When corporations and their lawyers begin to take a leading role in advising and designing implementation mechanisms, they can take control of the aims of the mechanism. It is important to balance being watchful, even as we recognize the importance of their participation. For even if rights are enshrined and commitments are proclaimed, we must ask whether there will be meaningful ways to enforce rights and private commitments.

One aspect that will be key is access to justice. How will communities be able to enforce rights and bring claims for violations by corporations? There is already a woeful implementation gap in access to justice, and it is one of the most important issues for communities and their advocates in the current debates on Business and Human Rights.  But would having access to the judicial fora of the home country of a transnational corporation, for example, help lift the obstacles for affected communities’ access to justice? It will depend on the fine print of the mechanisms that are developed.

Access to justice in the United States, for example, is denied every day through arbitration clauses. Arbitration clauses have been used to prevent class action cases, cases in which the stakes for a single individual are relatively small compared to how much she might have to pay to a lawyer. Class actions usually would address this access problem, but when a contract with a corporation contains a mandatory arbitration clause, it will usually result in barring class actions or even  joint claims. In that case, the individual simply does not have access to justice. As David Schwartz puts it, “Nothing is more claim-suppressing than a ban on class actions, particularly in cases where the economics of disputing make pursuit of individual cases irrational.” The power of corporations to force individuals into arbitration, is the  “power to impose a mandatory, no opt-out system in their own private “courts” designed to preclude aggregate litigation.” (Resnik, at 133).

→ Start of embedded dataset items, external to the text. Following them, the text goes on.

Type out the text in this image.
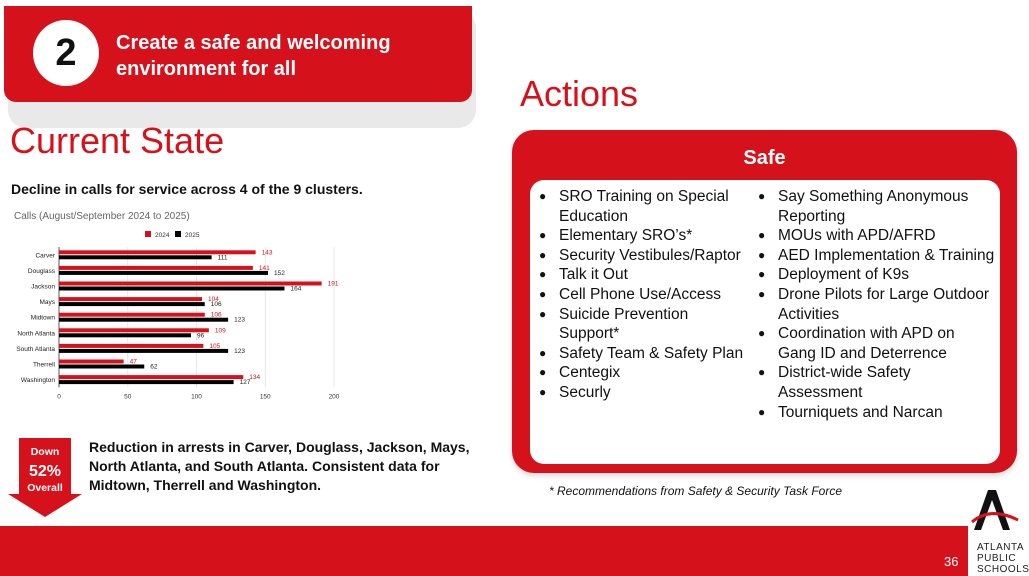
2	Create a safe and welcoming environment for all
Actions
Current State
Decline in calls for service across 4 of the 9 clusters.
Calls (August/September 2024 to 2025)
2024 2025
0	50	100	150	200
Carver	143
111
Douglass	141
152
Jackson	191
164
Mays	104
106
Midtown	106
123
North Atlanta	109
96
South Atlanta	105
123
Therrell	47
62
Washington	134
127
Down
52%
Overall
Reduction in arrests in Carver, Douglass, Jackson, Mays, North Atlanta, and South Atlanta. Consistent data for Midtown, Therrell and Washington.
Safe
● SRO Training on Special Education
● Elementary SRO’s*
● Security Vestibules/Raptor
● Talk it Out
● Cell Phone Use/Access
● Suicide Prevention Support*
● Safety Team & Safety Plan
● Centegix
● Securly
● Say Something Anonymous Reporting
● MOUs with APD/AFRD
● AED Implementation & Training
● Deployment of K9s
● Drone Pilots for Large Outdoor Activities
● Coordination with APD on Gang ID and Deterrence
● District-wide Safety Assessment
● Tourniquets and Narcan
* Recommendations from Safety & Security Task Force
36
ATLANTA
PUBLIC
SCHOOLS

In 2014, the New York Times took note of the damaging effects of private arbitration clauses and began a series on arbitration. While this provided some much needed attention to a boring problem (and fine print problems are always boring until they affect your life), it ignited only limited reform. Part of the reason is the control of information that these clauses allow, which enables spin. Corporations can claim that the results are the same as those in Court, but less costly for all involved. But in general, these claims are “largely anecdotal because arbitrations are confidential and there is no federal database that records their outcomes.”

Phto credit: Michael Coghlan

Phto credit: Michael Coghlan

Why belabor arbitrations clauses? Because they have been a silent agent in eroding access to justice in places where this right is often assumed to be secure. How much more watchful must we be in spaces where access to justice is currently denied?

I do not advocate for closing the door on dialogue and participation of business in the attempt to implement the Guiding Principles. However, imagine an innovative Alternative Dispute Resolution for international individual claims, offered as a solution to the lack of access to forums of the home country of a Corporation. How will arbitrators be selected and how will their interest in being asked to arbitrate again play a role in ruling for the corporation? Will repeat players, that is, corporations who use these systems often, play a role in “reforming” and “improving” their rules to benefit corporate outcomes? And what restrictions will be imposed? Will there be confidentiality requirements? How about prohibitions on joint or aggregate claims? These are all questions that human rights advocates must engage. If and when businesses propose practical solutions to implement the Guiding Principles in earnest, everyone must watch the fine print.

 

*Claret Vargas is a researcher at the Center for the Study of Law, Justice and Society (Dejusticia).